3. Case Studies: Salesforce vs. Oracle/ServiceNow
- Salesforce: Once the "poster child" of software, the company is currently struggling. The analyst argues that investors are no longer swayed by CEO rhetoric; they require tangible evidence of growth acceleration. Salesforce’s reliance on leveraged buybacks is viewed as a potential red flag, suggesting a lack of confidence in organic growth.
- Oracle: Positioned as a "Buy," Oracle is insulated by a massive backlog exceeding half a trillion dollars. The analyst projects 25–30% growth in earnings and revenue over the next 3–5 years, driven by their specific role in cloud infrastructure and enterprise data.
- Palantir: Despite rumors of competition from Anthropic, the analyst clarifies that the two are partners. Palantir’s growth is accelerating in lockstep with AI adoption, particularly in government and complex enterprise sectors, making it a resilient player.
4. Strategic Framework for Investors
The analyst suggests a shift in investment methodology during this period of volatility:
- Selectivity is Paramount: Investors must move away from broad software exposure and focus on companies with specific, defensible moats.
- The "Old World" vs. "New World" Strategy: The analyst prefers companies tied to established CRM systems or those that provide the foundational infrastructure (GPUs/Cloud) that AI models require to function.
- Evidence-Based Valuation: The market is currently in a "show me" phase. Companies that cannot demonstrate immediate, measurable revenue acceleration from their AI products are being punished, regardless of their historical success.
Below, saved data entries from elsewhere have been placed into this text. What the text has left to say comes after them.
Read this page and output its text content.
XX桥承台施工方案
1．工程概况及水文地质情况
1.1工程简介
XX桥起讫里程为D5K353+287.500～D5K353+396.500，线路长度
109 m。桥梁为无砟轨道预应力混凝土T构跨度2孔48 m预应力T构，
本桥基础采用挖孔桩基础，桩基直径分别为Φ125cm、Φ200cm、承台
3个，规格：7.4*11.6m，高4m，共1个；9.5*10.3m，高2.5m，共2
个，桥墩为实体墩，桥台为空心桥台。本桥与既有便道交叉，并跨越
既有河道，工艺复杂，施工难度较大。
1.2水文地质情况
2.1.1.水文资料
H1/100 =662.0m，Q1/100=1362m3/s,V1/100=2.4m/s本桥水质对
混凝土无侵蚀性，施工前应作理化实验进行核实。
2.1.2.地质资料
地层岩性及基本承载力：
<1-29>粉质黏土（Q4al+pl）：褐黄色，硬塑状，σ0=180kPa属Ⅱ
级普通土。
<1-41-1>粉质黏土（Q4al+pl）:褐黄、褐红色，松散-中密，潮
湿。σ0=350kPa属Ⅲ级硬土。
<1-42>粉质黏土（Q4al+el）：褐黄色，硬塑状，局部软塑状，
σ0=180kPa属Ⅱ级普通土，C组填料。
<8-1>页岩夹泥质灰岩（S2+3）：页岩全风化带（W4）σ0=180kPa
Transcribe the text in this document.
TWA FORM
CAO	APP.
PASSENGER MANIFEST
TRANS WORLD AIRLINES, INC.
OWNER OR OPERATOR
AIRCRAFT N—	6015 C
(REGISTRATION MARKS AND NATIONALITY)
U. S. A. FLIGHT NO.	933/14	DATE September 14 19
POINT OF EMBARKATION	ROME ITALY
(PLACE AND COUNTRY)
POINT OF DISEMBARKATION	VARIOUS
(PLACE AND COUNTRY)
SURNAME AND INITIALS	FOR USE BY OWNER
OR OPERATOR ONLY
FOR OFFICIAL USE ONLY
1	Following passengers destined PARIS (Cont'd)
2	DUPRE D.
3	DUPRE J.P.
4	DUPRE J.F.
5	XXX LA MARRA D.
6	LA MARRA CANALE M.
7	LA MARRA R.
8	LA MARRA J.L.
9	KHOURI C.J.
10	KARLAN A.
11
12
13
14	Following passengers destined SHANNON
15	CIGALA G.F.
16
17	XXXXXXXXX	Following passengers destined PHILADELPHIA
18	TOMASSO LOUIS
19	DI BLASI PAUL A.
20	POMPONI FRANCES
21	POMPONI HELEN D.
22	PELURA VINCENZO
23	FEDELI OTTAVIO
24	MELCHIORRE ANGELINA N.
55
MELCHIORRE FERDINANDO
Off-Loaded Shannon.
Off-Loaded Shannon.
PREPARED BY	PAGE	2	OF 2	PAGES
5. Synthesis and Conclusion
The software sector is undergoing a painful transition as AI-native firms capture a significant portion of enterprise IT spending. The "freefall" in many software stocks is a direct result of investor skepticism regarding the near-term ROI of AI features in traditional software. The takeaway is that the market is bifurcating: companies that provide the essential infrastructure for AI (like Oracle or GPU-focused firms) are well-positioned, while traditional software firms that cannot prove their AI products are driving immediate, accelerated growth are facing significant downside pressure. Investors are advised to prioritize companies with massive, verifiable backlogs and those that serve as the backbone for AI model deployment.